Aitken adds that his Franklin Bissett Canadian Equity Fund, which he’s managed for more than 20 years, doesn’t hold any Shopify at all.

“That's been a wonderful tailwind for the last four months, I can assure you,” he says.

Value’s time has come

Whatever happens in the world next, Aitken says the decades-long chase for growth at almost any price is now done. Indeed, struggling tech stocks have been another headache for investors this year with many of the firms that did well during the pandemic now giving back a lot of their gains.

“That trade is over,” he explains. “Valuations are going to matter more over the next 10 years than they have over the past 10.”

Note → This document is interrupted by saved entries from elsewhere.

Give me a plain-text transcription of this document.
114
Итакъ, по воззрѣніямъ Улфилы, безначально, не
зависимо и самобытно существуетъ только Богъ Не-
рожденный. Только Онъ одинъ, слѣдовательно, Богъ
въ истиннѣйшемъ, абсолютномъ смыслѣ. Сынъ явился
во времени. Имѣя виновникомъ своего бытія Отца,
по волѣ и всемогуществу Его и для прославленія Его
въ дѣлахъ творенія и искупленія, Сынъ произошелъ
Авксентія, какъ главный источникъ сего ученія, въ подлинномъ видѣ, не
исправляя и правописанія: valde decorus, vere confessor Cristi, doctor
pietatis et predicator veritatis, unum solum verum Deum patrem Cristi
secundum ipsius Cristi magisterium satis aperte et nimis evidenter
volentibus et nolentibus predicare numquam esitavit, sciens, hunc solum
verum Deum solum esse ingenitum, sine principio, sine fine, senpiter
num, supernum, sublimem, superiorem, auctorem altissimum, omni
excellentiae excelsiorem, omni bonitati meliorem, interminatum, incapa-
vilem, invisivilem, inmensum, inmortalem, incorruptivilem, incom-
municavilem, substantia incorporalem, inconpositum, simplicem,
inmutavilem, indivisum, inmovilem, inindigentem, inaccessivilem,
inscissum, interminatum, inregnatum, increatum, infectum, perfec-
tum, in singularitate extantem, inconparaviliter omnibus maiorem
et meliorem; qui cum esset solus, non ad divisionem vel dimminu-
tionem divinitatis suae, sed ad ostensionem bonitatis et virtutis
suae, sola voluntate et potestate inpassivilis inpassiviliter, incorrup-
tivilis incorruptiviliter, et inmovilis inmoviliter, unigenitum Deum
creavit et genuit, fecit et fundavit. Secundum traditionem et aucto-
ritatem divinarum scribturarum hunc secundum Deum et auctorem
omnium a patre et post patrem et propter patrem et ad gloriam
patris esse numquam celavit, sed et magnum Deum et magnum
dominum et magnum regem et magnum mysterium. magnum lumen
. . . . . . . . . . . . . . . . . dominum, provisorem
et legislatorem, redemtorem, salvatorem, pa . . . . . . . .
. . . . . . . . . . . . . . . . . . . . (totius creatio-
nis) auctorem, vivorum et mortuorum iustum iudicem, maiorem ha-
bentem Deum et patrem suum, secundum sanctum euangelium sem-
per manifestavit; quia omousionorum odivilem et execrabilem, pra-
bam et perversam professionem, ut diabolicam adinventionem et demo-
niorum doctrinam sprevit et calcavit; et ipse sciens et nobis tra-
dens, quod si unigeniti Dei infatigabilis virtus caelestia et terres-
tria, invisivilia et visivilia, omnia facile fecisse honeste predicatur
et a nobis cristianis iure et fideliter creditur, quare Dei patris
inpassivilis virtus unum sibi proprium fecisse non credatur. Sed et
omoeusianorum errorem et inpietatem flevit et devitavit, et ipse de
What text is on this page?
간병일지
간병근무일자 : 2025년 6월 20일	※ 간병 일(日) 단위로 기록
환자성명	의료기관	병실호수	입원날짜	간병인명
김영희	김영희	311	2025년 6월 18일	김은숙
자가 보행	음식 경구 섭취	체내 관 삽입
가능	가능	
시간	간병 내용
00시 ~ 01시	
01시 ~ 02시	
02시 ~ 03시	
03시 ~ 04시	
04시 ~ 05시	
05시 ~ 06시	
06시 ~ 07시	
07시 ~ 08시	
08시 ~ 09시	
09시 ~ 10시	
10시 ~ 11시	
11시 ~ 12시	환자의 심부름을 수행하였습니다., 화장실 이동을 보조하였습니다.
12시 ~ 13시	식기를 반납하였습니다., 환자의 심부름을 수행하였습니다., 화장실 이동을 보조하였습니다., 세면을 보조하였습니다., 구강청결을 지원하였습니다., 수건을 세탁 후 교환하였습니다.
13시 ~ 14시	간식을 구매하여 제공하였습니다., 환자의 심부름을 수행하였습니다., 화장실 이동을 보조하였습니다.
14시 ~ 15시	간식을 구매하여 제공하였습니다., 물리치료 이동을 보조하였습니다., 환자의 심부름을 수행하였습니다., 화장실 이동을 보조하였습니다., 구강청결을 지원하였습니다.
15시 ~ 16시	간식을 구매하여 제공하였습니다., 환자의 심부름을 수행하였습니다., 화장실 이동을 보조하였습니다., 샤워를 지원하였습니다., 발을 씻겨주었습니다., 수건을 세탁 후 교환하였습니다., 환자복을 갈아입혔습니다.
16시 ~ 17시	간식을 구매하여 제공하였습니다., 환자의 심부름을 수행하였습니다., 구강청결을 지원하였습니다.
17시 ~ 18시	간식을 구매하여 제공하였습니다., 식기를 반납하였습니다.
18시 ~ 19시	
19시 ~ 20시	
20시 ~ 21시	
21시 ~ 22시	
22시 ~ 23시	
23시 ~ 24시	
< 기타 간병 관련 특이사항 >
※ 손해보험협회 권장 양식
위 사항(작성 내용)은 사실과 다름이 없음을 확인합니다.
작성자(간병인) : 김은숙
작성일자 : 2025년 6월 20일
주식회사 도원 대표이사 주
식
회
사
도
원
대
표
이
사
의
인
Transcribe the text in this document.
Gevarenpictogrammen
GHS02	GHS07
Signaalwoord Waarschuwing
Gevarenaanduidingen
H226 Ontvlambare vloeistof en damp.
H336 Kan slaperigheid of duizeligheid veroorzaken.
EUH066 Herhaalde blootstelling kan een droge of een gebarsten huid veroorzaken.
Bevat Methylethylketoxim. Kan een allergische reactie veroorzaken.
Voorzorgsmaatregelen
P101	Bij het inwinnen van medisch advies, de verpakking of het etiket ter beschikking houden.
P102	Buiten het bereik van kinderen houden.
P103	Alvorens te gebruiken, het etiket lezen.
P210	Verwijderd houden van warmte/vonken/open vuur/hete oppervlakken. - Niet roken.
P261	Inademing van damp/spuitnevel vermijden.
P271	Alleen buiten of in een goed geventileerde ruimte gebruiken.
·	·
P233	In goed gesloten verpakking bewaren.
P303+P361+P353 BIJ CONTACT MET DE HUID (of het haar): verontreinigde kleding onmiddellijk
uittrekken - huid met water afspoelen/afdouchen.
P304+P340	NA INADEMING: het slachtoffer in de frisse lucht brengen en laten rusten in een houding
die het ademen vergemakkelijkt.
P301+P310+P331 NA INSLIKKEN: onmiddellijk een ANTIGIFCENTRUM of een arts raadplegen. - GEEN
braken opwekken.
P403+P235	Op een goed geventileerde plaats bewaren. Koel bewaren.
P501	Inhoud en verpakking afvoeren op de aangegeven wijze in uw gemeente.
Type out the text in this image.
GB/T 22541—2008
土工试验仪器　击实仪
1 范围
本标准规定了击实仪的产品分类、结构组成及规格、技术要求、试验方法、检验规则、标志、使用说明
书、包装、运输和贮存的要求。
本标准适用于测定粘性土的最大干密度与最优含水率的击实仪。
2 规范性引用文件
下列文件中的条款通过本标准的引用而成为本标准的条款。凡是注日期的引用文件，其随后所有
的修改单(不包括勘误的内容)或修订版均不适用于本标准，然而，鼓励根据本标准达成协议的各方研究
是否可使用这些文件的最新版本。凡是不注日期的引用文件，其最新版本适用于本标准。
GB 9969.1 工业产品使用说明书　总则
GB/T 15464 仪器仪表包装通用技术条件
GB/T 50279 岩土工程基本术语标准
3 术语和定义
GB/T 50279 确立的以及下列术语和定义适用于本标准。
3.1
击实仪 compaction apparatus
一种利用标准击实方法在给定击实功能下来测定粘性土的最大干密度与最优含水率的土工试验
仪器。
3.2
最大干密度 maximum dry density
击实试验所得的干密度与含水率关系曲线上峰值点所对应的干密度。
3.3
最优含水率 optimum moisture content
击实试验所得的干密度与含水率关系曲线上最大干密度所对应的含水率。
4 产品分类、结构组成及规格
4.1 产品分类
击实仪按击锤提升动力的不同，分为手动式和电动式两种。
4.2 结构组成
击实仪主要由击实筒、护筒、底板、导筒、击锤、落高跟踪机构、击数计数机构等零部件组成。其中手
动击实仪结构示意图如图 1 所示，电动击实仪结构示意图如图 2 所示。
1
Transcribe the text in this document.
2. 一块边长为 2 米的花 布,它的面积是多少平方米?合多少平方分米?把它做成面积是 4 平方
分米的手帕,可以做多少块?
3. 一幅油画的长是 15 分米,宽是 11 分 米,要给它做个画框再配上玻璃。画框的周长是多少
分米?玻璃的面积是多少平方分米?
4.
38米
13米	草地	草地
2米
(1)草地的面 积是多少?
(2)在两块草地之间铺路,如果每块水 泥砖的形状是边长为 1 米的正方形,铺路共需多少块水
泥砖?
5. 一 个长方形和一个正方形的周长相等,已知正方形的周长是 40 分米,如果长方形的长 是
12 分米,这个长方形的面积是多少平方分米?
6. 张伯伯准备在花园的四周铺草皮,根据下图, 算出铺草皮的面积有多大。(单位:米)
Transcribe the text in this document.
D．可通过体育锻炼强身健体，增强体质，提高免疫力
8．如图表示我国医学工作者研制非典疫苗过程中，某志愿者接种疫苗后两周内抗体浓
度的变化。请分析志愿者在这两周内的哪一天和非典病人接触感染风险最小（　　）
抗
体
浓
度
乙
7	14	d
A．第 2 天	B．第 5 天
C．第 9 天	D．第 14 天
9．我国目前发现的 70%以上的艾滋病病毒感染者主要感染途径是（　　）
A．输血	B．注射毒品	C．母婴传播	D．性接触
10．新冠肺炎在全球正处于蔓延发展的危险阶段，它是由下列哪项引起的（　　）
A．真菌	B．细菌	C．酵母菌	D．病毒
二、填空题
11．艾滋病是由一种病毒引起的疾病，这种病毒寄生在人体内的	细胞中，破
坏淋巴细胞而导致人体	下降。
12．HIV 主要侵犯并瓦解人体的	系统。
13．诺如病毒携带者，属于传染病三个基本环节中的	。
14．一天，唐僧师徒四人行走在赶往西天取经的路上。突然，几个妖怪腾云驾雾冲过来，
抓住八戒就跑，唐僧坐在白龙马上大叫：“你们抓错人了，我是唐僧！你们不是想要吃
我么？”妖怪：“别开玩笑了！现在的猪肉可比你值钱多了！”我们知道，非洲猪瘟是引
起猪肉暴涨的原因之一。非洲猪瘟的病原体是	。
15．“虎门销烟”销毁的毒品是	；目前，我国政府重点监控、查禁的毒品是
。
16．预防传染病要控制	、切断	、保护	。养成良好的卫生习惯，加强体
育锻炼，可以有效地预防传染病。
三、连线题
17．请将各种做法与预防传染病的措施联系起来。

Fixed income returns will also be unsatisfying for the foreseeable future, with rising yields pushing bond prices down.

“Well-managed equities will really have the upper hand over fixed income,” he says.

Dividend yield is one metric to watch, notes Aitken. Historically, dividends have generated between a quarter and a third of equity returns. If high inflation persists over years, stocks with dividend yields of 3% or 4%, and which grow over time, will both generate higher relative performance than the broad market and meet the challenge of providing income for shareholders against the backdrop of a fast-rising cost of living.

All of this is to say that though war and inflation have turned the tables on market expectations and prospects, some time-worn principles of successful investing continue to hold true.

Says Aitken: “The merits of diversification are alive and well.”